Page 1 of 1

StoreLibTest has stopped working

Posted: 2018.04.12. 12:01
by NNMike
Hi Guys,

I've been using HDS for a while now for disk wiping & testing, however just recently we've been seeing Windows crash reports for 'StoreLibTest' when hot-plugging disks into our attached enclosures. This has not been a problem, as during the disk installation, we are just checking each device presents correctly and is above 100% to start the testing suite.

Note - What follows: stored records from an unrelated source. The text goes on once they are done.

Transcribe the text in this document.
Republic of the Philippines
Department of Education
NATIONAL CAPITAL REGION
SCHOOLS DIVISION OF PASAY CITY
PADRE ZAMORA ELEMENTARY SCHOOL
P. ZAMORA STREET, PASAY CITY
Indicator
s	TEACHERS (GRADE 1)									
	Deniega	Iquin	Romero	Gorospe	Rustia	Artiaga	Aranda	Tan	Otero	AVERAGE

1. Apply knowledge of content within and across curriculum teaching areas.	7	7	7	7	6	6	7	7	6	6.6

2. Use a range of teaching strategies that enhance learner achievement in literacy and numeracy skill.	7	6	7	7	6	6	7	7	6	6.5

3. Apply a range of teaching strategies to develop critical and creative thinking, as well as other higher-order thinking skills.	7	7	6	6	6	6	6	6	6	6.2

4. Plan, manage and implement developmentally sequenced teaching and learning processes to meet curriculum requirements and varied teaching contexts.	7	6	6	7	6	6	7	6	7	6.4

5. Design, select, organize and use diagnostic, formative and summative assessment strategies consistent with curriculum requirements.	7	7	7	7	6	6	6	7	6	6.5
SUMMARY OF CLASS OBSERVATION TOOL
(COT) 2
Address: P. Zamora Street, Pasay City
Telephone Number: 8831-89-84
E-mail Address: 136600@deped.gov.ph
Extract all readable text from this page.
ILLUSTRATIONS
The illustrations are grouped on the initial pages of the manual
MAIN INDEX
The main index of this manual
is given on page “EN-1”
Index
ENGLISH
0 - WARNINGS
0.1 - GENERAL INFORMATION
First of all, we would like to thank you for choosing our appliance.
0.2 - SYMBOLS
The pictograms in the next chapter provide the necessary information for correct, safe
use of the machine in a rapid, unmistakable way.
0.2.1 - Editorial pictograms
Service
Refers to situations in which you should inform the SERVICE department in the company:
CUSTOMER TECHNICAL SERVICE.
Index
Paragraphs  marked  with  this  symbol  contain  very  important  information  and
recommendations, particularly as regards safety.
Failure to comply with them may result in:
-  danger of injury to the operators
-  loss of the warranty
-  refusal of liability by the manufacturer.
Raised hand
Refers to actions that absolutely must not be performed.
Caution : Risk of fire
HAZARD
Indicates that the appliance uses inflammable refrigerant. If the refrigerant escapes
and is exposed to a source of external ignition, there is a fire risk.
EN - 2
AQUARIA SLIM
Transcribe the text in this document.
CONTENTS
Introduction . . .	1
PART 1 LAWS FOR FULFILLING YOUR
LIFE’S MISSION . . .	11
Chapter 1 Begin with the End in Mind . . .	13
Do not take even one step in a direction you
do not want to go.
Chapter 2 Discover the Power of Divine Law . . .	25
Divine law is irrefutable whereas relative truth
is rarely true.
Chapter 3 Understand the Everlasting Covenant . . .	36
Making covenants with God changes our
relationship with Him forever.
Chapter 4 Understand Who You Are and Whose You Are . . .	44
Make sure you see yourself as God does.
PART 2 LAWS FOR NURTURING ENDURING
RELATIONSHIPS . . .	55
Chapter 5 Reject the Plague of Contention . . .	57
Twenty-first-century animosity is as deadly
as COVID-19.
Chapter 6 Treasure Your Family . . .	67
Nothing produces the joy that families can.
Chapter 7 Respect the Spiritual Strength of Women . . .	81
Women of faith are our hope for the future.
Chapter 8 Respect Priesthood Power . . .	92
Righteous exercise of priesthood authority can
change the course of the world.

However, last night our batch testing was interrupted by this error and it does appear to be related to HDS as there were 3 active reports for StoreLibTest has stopped working and 3 surface scan windows that had incomplete progress tasks, that could not be viewed. Please see attached screenshot showing the symptom and advise if there is additional information you would like.

The main HDS window will also often stop responding requiring a force quit and restart.

Re: StoreLibTest has stopped working

Posted: 2018.04.16. 13:22
by hdsentinel
Hi,

Thanks for your message and the information.

Yes, while not common, this is possible.

While usually there should be no issues, in some rare situations (depending on the special controller, the number and actual status of the disks) the controller may not respond - or just respond very slowly (only after minutes) as the enumeration of the disks (especially if some of the disks have higher amount of problems or completely failed) can take very long time.

This happened now: StoreLibTest is an external module of Hard Disk Sentinel, designed to communicate with some of these special SAS/SATA RAID and HBA cards, RAID solutions. When a such really problematic drive found, the controller may not respond - so StoreLibTest may hang or crash.

Upon such problems, anything attempting to read/write the particular drive (or in worst case some other drives on the same controller) seems not responding too. This is I'm afraid completely normal and expected: so then the appropriate surface scan window may seems frozen - and also Hard Disk Sentinel itself seems not responding: as it is waiting for the response of the controller (and the external module communicating with it).

In such situation, disconnection of the problematic drive usually helps - as then the external module will continue to operate and also (as the surface windows and HDS got the proper response) everything continues as should.
You may also try to terminate StoreLibTest manually (if still active) in the task manager.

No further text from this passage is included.